From 1919 to 1922, Marc Chagall taught here in a Jewish orphan colony. In the late 1920s, the sixth Lubavitcher rebbe spent three weeks in Malakhovka, living in the house of a Lutheran woman who let Jews pray at her place.

In 1932, a synagogue was built near the house of a local Jewish activist, Noah Alterman. To circumvent Soviet-era restrictions on religious organizing, the building was registered as a “shed for household equipment.” Five years later the owner of the house was arrested and subsequently executed for “anti-Soviet activity.”

The synagogue became state property, and Malakhovka Jews continued to pray secretly.

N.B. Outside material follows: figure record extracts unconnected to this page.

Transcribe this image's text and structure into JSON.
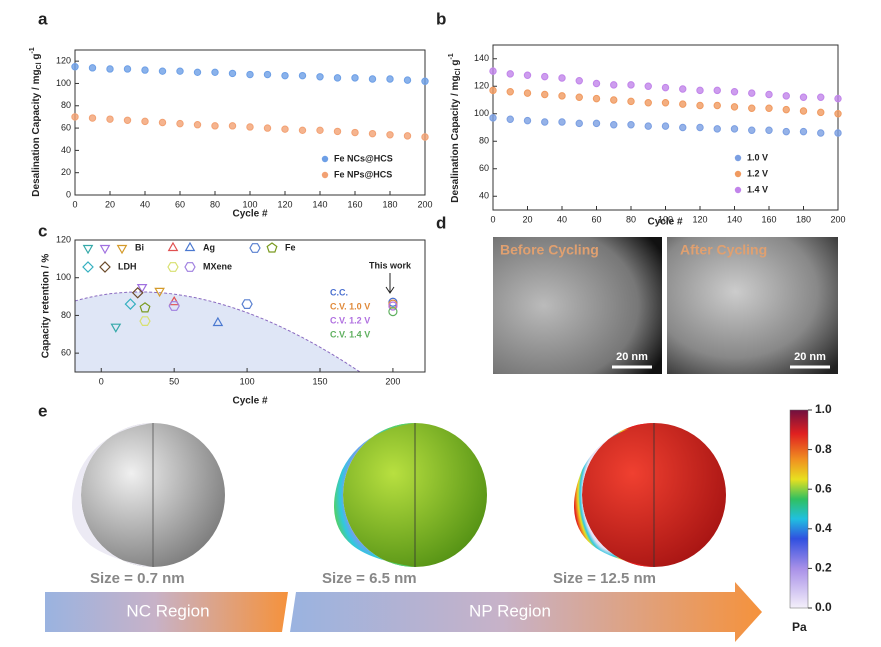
{
  "panel_labels": [
    "a",
    "b",
    "c",
    "d",
    "e"
  ],
  "chart_data": [
    {
      "type": "line",
      "ylabel": [
        "Desalination Capacity / mg",
        "Cl",
        " g",
        "-1"
      ],
      "xlabel": "Cycle #",
      "x": [
        0,
        10,
        20,
        30,
        40,
        50,
        60,
        70,
        80,
        90,
        100,
        110,
        120,
        130,
        140,
        150,
        160,
        170,
        180,
        190,
        200
      ],
      "xlim": [
        0,
        200
      ],
      "xticks": [
        0,
        20,
        40,
        60,
        80,
        100,
        120,
        140,
        160,
        180,
        200
      ],
      "ylim": [
        0,
        130
      ],
      "yticks": [
        0,
        20,
        40,
        60,
        80,
        100,
        120
      ],
      "legend": "lower right",
      "series": [
        {
          "name": "Fe NCs@HCS",
          "color": "#6d9fe6",
          "values": [
            115,
            114,
            113,
            113,
            112,
            111,
            111,
            110,
            110,
            109,
            108,
            108,
            107,
            107,
            106,
            105,
            105,
            104,
            104,
            103,
            102
          ]
        },
        {
          "name": "Fe NPs@HCS",
          "color": "#f2a173",
          "values": [
            70,
            69,
            68,
            67,
            66,
            65,
            64,
            63,
            62,
            62,
            61,
            60,
            59,
            58,
            58,
            57,
            56,
            55,
            54,
            53,
            52
          ]
        }
      ]
    },
    {
      "type": "line",
      "ylabel": [
        "Desalination Capacity / mg",
        "Cl",
        " g",
        "-1"
      ],
      "xlabel": "Cycle #",
      "x": [
        0,
        10,
        20,
        30,
        40,
        50,
        60,
        70,
        80,
        90,
        100,
        110,
        120,
        130,
        140,
        150,
        160,
        170,
        180,
        190,
        200
      ],
      "xlim": [
        0,
        200
      ],
      "xticks": [
        0,
        20,
        40,
        60,
        80,
        100,
        120,
        140,
        160,
        180,
        200
      ],
      "ylim": [
        30,
        150
      ],
      "yticks": [
        40,
        60,
        80,
        100,
        120,
        140
      ],
      "legend": "lower right",
      "series": [
        {
          "name": "1.0 V",
          "color": "#7b9fe2",
          "values": [
            97,
            96,
            95,
            94,
            94,
            93,
            93,
            92,
            92,
            91,
            91,
            90,
            90,
            89,
            89,
            88,
            88,
            87,
            87,
            86,
            86
          ]
        },
        {
          "name": "1.2 V",
          "color": "#f09a60",
          "values": [
            117,
            116,
            115,
            114,
            113,
            112,
            111,
            110,
            109,
            108,
            108,
            107,
            106,
            106,
            105,
            104,
            104,
            103,
            102,
            101,
            100
          ]
        },
        {
          "name": "1.4 V",
          "color": "#c184ea",
          "values": [
            131,
            129,
            128,
            127,
            126,
            124,
            122,
            121,
            121,
            120,
            119,
            118,
            117,
            117,
            116,
            115,
            114,
            113,
            112,
            112,
            111
          ]
        }
      ]
    },
    {
      "type": "scatter",
      "ylabel": "Capacity retention / %",
      "xlabel": "Cycle #",
      "xlim": [
        -18,
        222
      ],
      "xticks": [
        0,
        50,
        100,
        150,
        200
      ],
      "ylim": [
        50,
        120
      ],
      "yticks": [
        60,
        80,
        100,
        120
      ],
      "groups": [
        {
          "name": "Bi",
          "series": [
            {
              "marker": "tri-down",
              "color": "#35a9a9",
              "x": [
                10
              ],
              "values": [
                74
              ]
            },
            {
              "marker": "tri-down",
              "color": "#a070e0",
              "x": [
                28
              ],
              "values": [
                95
              ]
            },
            {
              "marker": "tri-down",
              "color": "#d49a2a",
              "x": [
                40
              ],
              "values": [
                93
              ]
            }
          ]
        },
        {
          "name": "Ag",
          "series": [
            {
              "marker": "tri",
              "color": "#e05050",
              "x": [
                50
              ],
              "values": [
                87
              ]
            },
            {
              "marker": "tri",
              "color": "#4a78d0",
              "x": [
                80
              ],
              "values": [
                76
              ]
            }
          ]
        },
        {
          "name": "Fe",
          "series": [
            {
              "marker": "hexagon",
              "color": "#5a80d0",
              "x": [
                100
              ],
              "values": [
                86
              ]
            },
            {
              "marker": "pentagon",
              "color": "#7a9a20",
              "x": [
                30
              ],
              "values": [
                84
              ]
            }
          ]
        },
        {
          "name": "LDH",
          "series": [
            {
              "marker": "diamond",
              "color": "#35b0c0",
              "x": [
                20
              ],
              "values": [
                86
              ]
            },
            {
              "marker": "diamond",
              "color": "#6b4a2a",
              "x": [
                25
              ],
              "values": [
                92
              ]
            }
          ]
        },
        {
          "name": "MXene",
          "series": [
            {
              "marker": "hexagon",
              "color": "#d8e070",
              "x": [
                30
              ],
              "values": [
                77
              ]
            },
            {
              "marker": "hexagon",
              "color": "#a080e0",
              "x": [
                50
              ],
              "values": [
                85
              ]
            }
          ]
        }
      ],
      "this_work": {
        "label": "This work",
        "series": [
          {
            "name": "C.C.",
            "color": "#4a6fd0",
            "x": [
              200
            ],
            "values": [
              87
            ]
          },
          {
            "name": "C.V. 1.0 V",
            "color": "#e08a3a",
            "x": [
              200
            ],
            "values": [
              86
            ]
          },
          {
            "name": "C.V. 1.2 V",
            "color": "#b070e0",
            "x": [
              200
            ],
            "values": [
              85
            ]
          },
          {
            "name": "C.V. 1.4 V",
            "color": "#60b060",
            "x": [
              200
            ],
            "values": [
              82
            ]
          }
        ]
      }
    }
  ],
  "images": {
    "panels": [
      {
        "title": "Before Cycling",
        "scale": "20 nm"
      },
      {
        "title": "After Cycling",
        "scale": "20 nm"
      }
    ]
  },
  "simulation": {
    "sizes": [
      "Size = 0.7 nm",
      "Size = 6.5 nm",
      "Size = 12.5 nm"
    ],
    "regions": [
      "NC Region",
      "NP Region"
    ],
    "colorbar": {
      "ylim": [
        0,
        1
      ],
      "yticks": [
        {
          "value": 0,
          "label": "0.0"
        },
        {
          "value": 0.2,
          "label": "0.2"
        },
        {
          "value": 0.4,
          "label": "0.4"
        },
        {
          "value": 0.6,
          "label": "0.6"
        },
        {
          "value": 0.8,
          "label": "0.8"
        },
        {
          "value": 1,
          "label": "1.0"
        }
      ],
      "unit": "Pa"
    }
  }
}
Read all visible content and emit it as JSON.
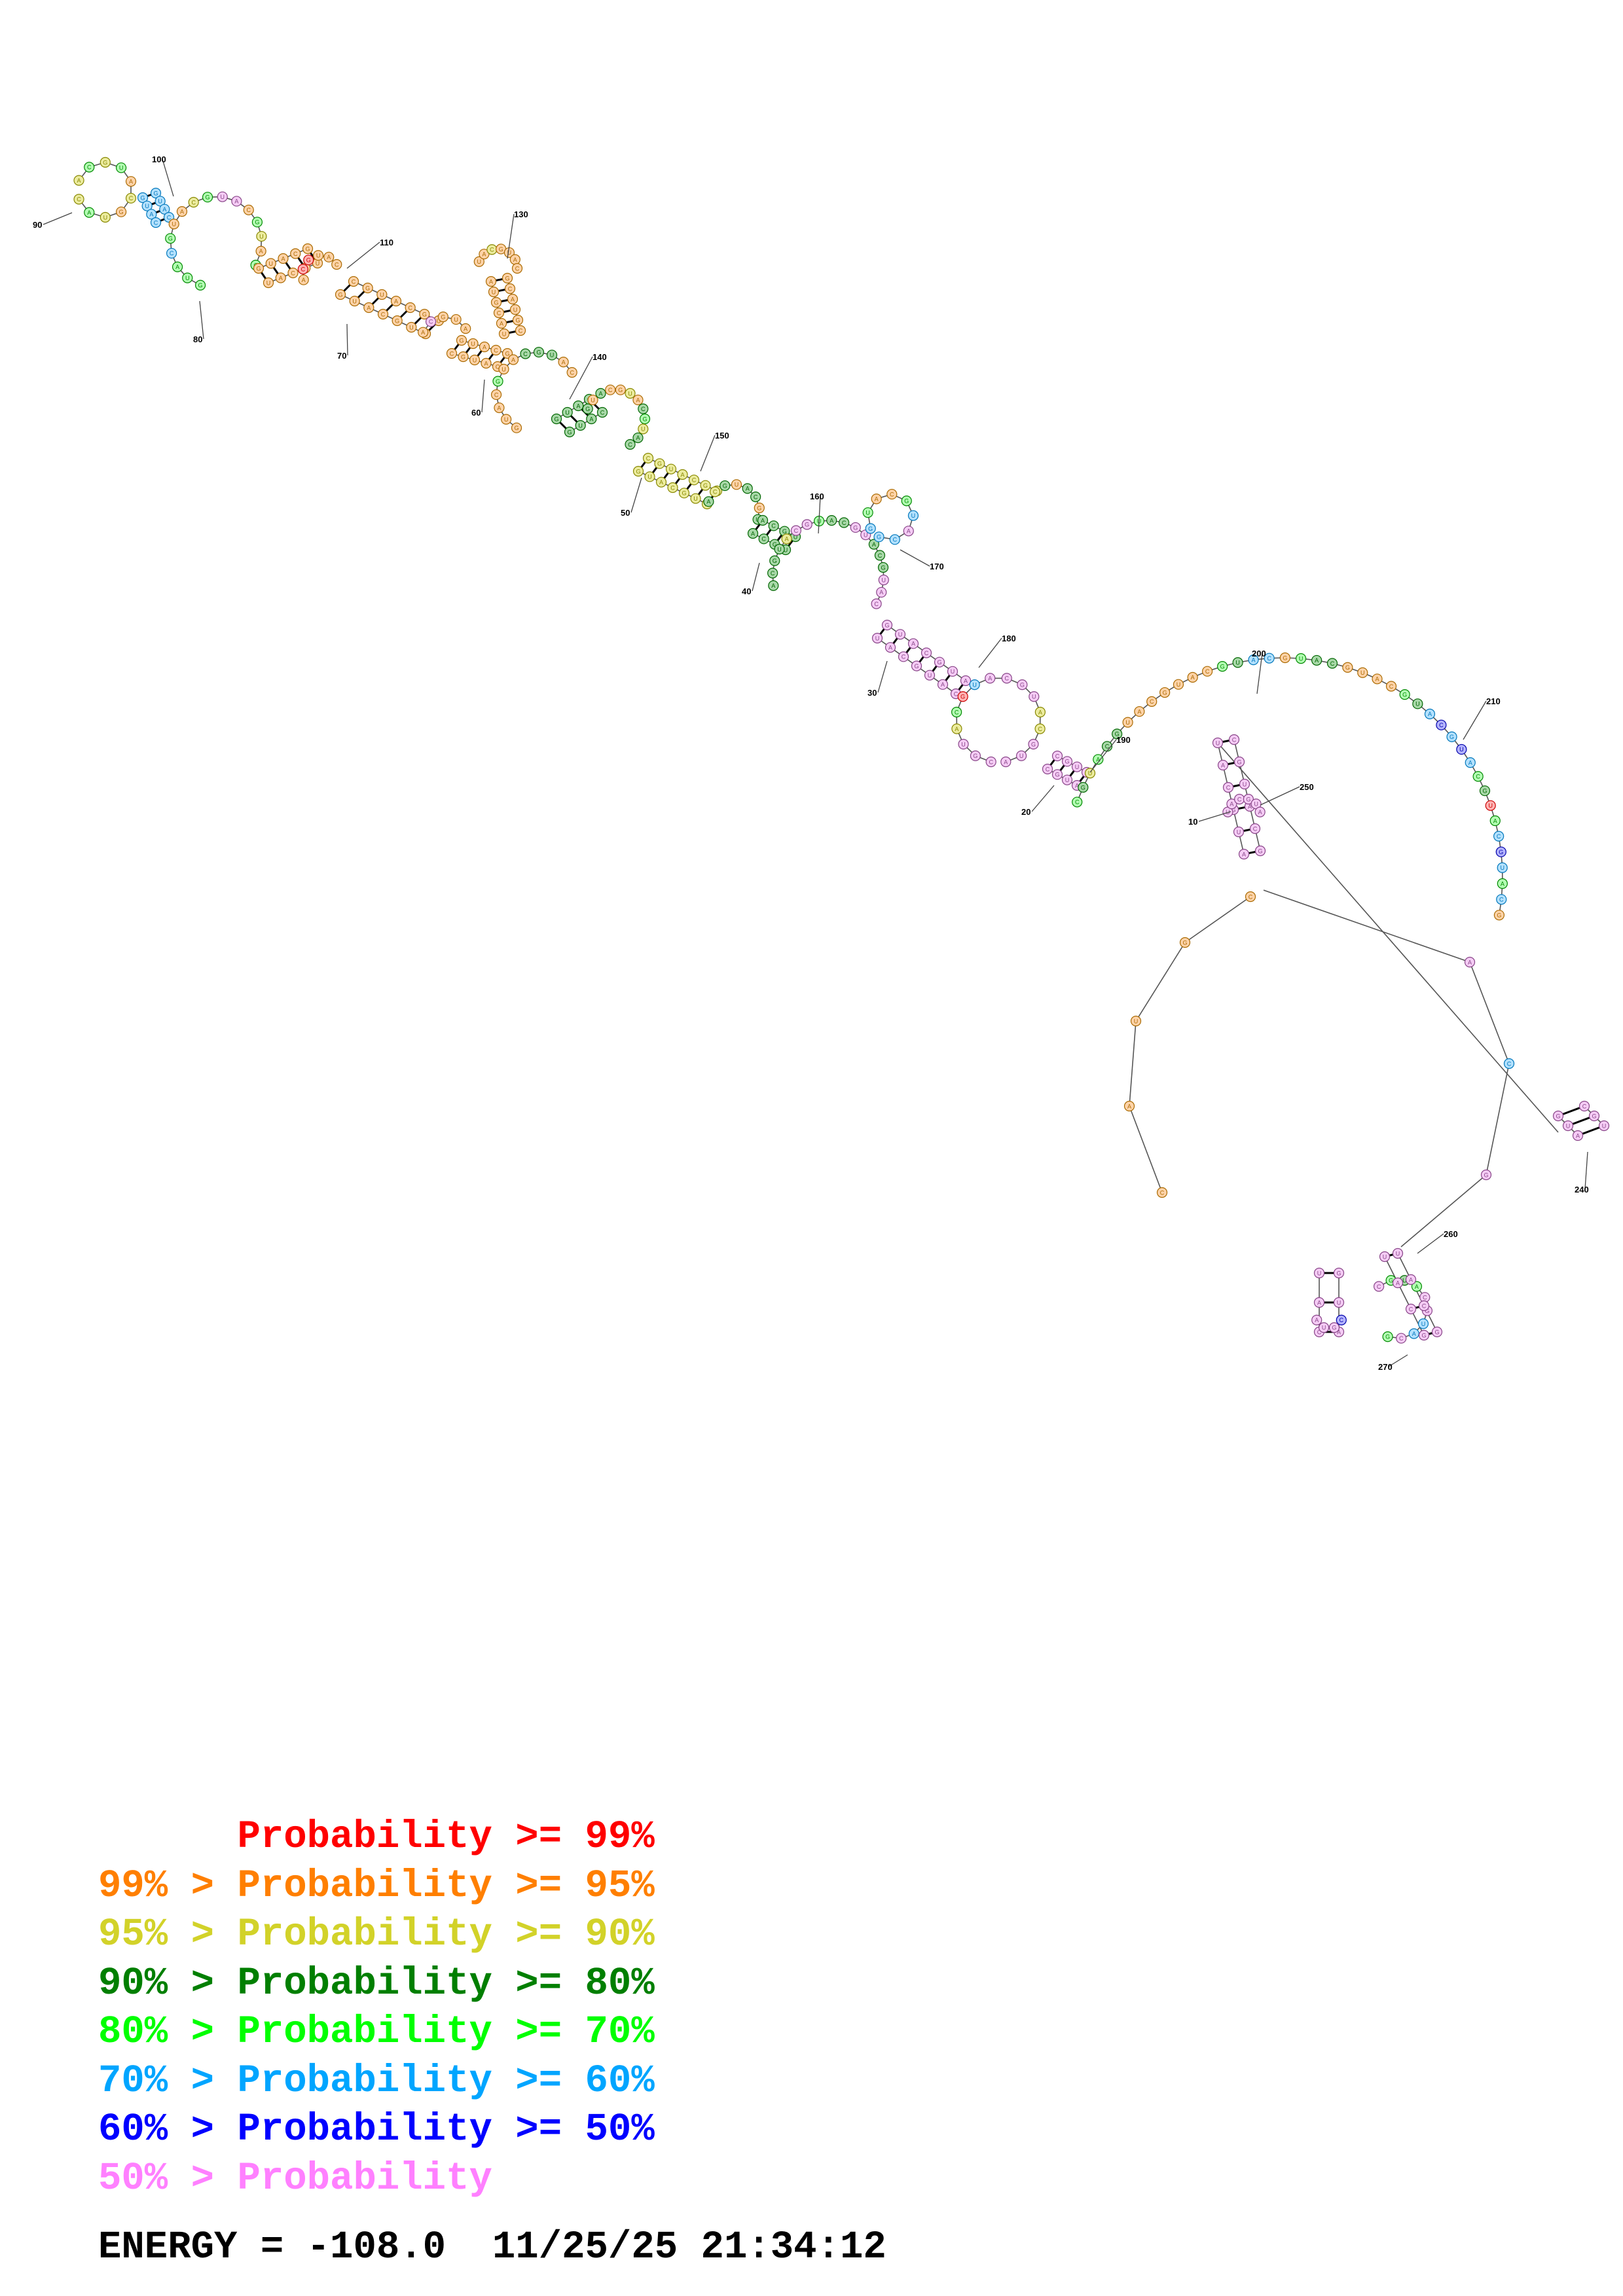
{
  "diagram": {
    "position_labels": [
      "10",
      "20",
      "30",
      "40",
      "50",
      "60",
      "70",
      "80",
      "90",
      "100",
      "110",
      "130",
      "140",
      "150",
      "160",
      "170",
      "180",
      "190",
      "200",
      "210",
      "240",
      "250",
      "260",
      "270"
    ]
  },
  "legend": [
    {
      "lower": "",
      "upper": "Probability >= 99%",
      "color": "#ff0000"
    },
    {
      "lower": "99% > ",
      "upper": "Probability >= 95%",
      "color": "#ff7f00"
    },
    {
      "lower": "95% > ",
      "upper": "Probability >= 90%",
      "color": "#d2d229"
    },
    {
      "lower": "90% > ",
      "upper": "Probability >= 80%",
      "color": "#007f00"
    },
    {
      "lower": "80% > ",
      "upper": "Probability >= 70%",
      "color": "#00ff00"
    },
    {
      "lower": "70% > ",
      "upper": "Probability >= 60%",
      "color": "#00a5ff"
    },
    {
      "lower": "60% > ",
      "upper": "Probability >= 50%",
      "color": "#0000ff"
    },
    {
      "lower": "50% > ",
      "upper": "Probability",
      "color": "#ff80ff"
    }
  ],
  "footer": {
    "energy": "ENERGY = -108.0",
    "timestamp": "11/25/25 21:34:12"
  }
}
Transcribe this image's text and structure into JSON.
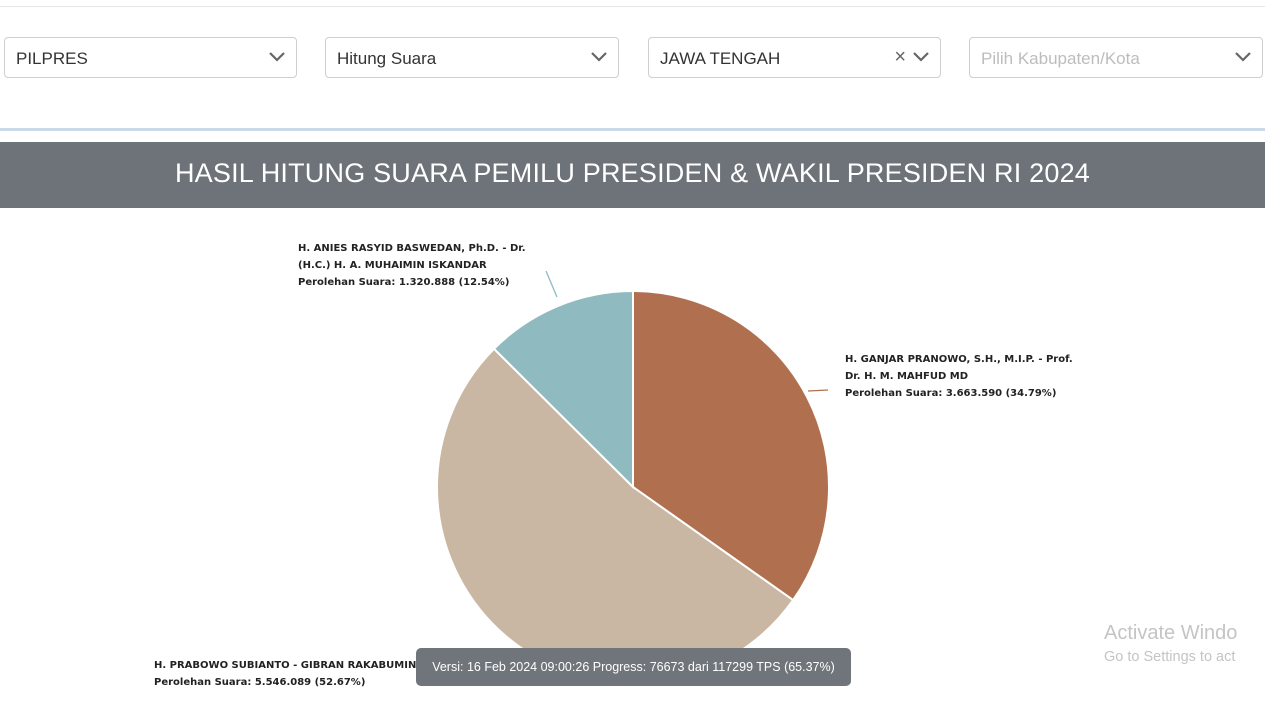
{
  "filters": {
    "election_type": "PILPRES",
    "count_type": "Hitung Suara",
    "province": "JAWA TENGAH",
    "regency_placeholder": "Pilih Kabupaten/Kota"
  },
  "header": {
    "title": "HASIL HITUNG SUARA PEMILU PRESIDEN & WAKIL PRESIDEN RI 2024"
  },
  "chart_data": {
    "type": "pie",
    "title": "HASIL HITUNG SUARA PEMILU PRESIDEN & WAKIL PRESIDEN RI 2024",
    "slices": [
      {
        "label_lines": [
          "H. GANJAR PRANOWO, S.H., M.I.P. - Prof.",
          "Dr. H. M. MAHFUD MD",
          "Perolehan Suara: 3.663.590 (34.79%)"
        ],
        "value": 3663590,
        "percent": 34.79,
        "color": "#b07050"
      },
      {
        "label_lines": [
          "H. PRABOWO SUBIANTO - GIBRAN RAKABUMING RAKA",
          "Perolehan Suara: 5.546.089 (52.67%)"
        ],
        "value": 5546089,
        "percent": 52.67,
        "color": "#c9b7a3"
      },
      {
        "label_lines": [
          "H. ANIES RASYID BASWEDAN, Ph.D. - Dr.",
          "(H.C.) H. A. MUHAIMIN ISKANDAR",
          "Perolehan Suara: 1.320.888 (12.54%)"
        ],
        "value": 1320888,
        "percent": 12.54,
        "color": "#8fbbc0"
      }
    ]
  },
  "tooltip": {
    "text": "Versi: 16 Feb 2024 09:00:26 Progress: 76673 dari 117299 TPS (65.37%)"
  },
  "watermark": {
    "line1": "Activate Windo",
    "line2": "Go to Settings to act"
  }
}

“My father was a baker,” said Serafima Gorinova, an elderly participant in the synagogue’s opening ceremony. “There are several dozens Jews around us, and allegedly no KGB officers — though you never know, of course.”

Gorinova lowers her voice instinctively and leans down to whisper in a reporter’s ear: “Half of Moscow Jews came here to buy his matzahs.”

In 1959 the synagogue was set ablaze for the first time. The Jewish community reconstructed the building in the 1970s, and in 2005 it became the community’s property. But just two months later the building was burned down again: A drug addict broke in looking for valuables and then set the house on fire to cover his tracks.

At the opening ceremony for the new synagogue, community head Aaron Kogan said, “I hope we’ll see as many people here each Shabbat as we see now.”

That’s unlikely: Shabbat services in the old synagogue typically attracted 20 to 30 worshipers, with the average age of participants being well over 60.

Asked whether he attends services at the synagogue, Glimcher said, “I was once awarded the best school director prize for organizing atheistic propaganda at school. But I will go there. Life is full of wonders.”